Les particularités des ASBL pour proches

Créer une ASBL après la naissance d’un enfant différent ou la perte d’un proche? Ils sont nombreux en Belgique à avoir franchi le pas. MonASBL.be a choisi de consacrer un dossier spécial à ces associations qui le sont tout autant: des parents, des sœurs, des amis... aujourd’hui à la tête d'une association nous ont partagé leurs expériences, leurs difficultés et leurs conseils.

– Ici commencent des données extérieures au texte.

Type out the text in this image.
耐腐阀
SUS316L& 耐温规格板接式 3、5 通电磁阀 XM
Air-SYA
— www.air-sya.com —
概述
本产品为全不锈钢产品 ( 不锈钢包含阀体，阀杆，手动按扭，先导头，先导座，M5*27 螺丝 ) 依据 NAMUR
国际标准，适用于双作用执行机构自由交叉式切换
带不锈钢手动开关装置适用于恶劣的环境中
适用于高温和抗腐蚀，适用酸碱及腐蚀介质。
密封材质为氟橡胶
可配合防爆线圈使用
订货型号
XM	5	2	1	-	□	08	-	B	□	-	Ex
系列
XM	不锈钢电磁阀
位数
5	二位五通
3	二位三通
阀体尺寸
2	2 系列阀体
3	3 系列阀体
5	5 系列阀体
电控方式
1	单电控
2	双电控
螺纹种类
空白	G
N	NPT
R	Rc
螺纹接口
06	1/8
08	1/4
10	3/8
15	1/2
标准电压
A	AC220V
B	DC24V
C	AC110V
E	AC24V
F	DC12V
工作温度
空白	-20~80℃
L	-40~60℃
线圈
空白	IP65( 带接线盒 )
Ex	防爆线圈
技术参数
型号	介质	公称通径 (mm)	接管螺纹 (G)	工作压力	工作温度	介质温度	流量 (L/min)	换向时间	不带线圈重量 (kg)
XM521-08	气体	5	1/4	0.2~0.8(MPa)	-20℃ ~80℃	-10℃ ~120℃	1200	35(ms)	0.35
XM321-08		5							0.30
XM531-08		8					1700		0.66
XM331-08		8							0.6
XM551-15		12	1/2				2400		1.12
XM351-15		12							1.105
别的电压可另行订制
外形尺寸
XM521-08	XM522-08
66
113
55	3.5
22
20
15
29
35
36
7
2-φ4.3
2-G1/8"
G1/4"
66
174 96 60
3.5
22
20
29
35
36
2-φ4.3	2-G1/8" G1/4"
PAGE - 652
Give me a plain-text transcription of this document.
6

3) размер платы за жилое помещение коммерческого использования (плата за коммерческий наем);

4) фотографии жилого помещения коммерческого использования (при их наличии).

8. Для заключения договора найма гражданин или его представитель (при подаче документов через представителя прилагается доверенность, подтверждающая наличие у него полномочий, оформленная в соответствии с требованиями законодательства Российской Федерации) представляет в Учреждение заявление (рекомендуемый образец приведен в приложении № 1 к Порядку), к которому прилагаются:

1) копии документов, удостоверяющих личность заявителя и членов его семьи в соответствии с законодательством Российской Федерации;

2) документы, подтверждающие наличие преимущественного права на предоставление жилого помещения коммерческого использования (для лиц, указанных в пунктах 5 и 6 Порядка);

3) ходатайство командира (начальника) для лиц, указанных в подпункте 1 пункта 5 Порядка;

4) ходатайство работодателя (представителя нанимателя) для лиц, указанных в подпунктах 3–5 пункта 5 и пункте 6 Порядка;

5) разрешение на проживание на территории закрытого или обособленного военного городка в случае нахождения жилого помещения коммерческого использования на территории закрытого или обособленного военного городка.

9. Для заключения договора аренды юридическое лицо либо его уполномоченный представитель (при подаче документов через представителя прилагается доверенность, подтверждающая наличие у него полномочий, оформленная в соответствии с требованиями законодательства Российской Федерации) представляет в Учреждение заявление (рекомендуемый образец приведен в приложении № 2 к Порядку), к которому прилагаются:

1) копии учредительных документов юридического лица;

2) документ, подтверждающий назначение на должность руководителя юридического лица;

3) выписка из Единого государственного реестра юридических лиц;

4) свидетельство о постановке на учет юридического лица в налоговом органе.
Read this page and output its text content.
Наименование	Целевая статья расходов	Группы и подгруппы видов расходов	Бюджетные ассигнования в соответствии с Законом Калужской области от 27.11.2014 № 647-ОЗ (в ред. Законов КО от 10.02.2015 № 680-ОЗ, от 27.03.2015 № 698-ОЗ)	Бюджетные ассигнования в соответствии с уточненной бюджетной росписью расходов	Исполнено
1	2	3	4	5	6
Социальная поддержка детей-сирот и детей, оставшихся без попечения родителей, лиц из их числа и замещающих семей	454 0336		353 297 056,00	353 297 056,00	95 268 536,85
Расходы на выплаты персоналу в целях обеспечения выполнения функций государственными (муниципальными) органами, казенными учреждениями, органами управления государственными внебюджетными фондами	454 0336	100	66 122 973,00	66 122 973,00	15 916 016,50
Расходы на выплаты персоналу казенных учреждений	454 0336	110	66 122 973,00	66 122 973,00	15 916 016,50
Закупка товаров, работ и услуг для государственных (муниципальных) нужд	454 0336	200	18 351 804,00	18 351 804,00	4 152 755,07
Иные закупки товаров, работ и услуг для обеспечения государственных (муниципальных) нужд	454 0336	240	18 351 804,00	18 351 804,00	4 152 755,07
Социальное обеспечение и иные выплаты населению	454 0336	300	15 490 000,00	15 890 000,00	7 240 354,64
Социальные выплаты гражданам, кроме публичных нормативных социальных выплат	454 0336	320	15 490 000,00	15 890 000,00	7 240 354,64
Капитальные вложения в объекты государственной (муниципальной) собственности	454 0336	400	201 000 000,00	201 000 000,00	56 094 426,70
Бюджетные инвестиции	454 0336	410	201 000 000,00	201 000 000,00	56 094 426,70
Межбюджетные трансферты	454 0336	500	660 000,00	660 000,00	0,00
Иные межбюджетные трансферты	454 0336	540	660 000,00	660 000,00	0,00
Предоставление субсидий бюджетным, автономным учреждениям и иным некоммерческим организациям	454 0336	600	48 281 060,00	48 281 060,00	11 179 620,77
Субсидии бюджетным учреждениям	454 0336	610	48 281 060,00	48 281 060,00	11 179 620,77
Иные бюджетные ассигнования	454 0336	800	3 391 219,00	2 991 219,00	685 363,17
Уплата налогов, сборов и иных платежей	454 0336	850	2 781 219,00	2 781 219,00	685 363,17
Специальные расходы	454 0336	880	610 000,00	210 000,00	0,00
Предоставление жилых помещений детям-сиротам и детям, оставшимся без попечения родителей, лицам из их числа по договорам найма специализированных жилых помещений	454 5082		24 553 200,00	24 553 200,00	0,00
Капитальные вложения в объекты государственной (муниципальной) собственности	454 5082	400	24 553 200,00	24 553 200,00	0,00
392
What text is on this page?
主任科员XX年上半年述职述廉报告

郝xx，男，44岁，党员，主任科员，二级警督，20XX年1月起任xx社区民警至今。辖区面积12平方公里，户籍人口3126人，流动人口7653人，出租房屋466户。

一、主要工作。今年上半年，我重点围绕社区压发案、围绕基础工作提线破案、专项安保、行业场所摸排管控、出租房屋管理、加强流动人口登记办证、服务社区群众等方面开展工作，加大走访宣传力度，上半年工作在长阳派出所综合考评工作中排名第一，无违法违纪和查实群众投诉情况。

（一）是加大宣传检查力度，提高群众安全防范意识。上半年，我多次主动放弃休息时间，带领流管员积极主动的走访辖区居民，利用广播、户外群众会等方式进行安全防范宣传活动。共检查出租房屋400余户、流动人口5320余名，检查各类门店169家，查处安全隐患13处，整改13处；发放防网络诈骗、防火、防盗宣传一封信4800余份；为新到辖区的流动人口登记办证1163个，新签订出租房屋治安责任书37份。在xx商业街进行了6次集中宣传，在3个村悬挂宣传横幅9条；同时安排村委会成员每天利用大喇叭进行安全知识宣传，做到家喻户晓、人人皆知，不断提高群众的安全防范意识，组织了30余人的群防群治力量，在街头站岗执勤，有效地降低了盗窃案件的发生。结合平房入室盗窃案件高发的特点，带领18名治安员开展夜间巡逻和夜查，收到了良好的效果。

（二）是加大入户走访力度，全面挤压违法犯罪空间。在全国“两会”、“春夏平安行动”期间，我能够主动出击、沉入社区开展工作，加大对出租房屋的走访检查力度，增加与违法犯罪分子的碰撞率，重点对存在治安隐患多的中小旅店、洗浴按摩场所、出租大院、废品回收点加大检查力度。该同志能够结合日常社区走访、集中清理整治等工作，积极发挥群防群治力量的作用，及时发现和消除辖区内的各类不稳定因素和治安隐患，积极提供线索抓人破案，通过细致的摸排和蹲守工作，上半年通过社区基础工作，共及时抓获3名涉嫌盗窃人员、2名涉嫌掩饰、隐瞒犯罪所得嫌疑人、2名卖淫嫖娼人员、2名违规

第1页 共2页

"Les repères changent, les priorités changent. Ce qu’on veut c’est que son enfant vive, qu’il se sente bien et quand on n’atteint pas cet objectif, ça change encore plus." Fanny Calcus a créé l’ASBL Casa Clara, une maison de répit pour les proches d’enfants atteints de handicap ou de lourdes pathologies, après le décès de sa petite fille atteinte d’un syndrome rare. « Je savais que je voulais créer cette maison parce que ça m’a manqué. Un endroit en dehors d’une salle d’attente d’un hôpital, d’un pédiatre. Un peu de chaleur. »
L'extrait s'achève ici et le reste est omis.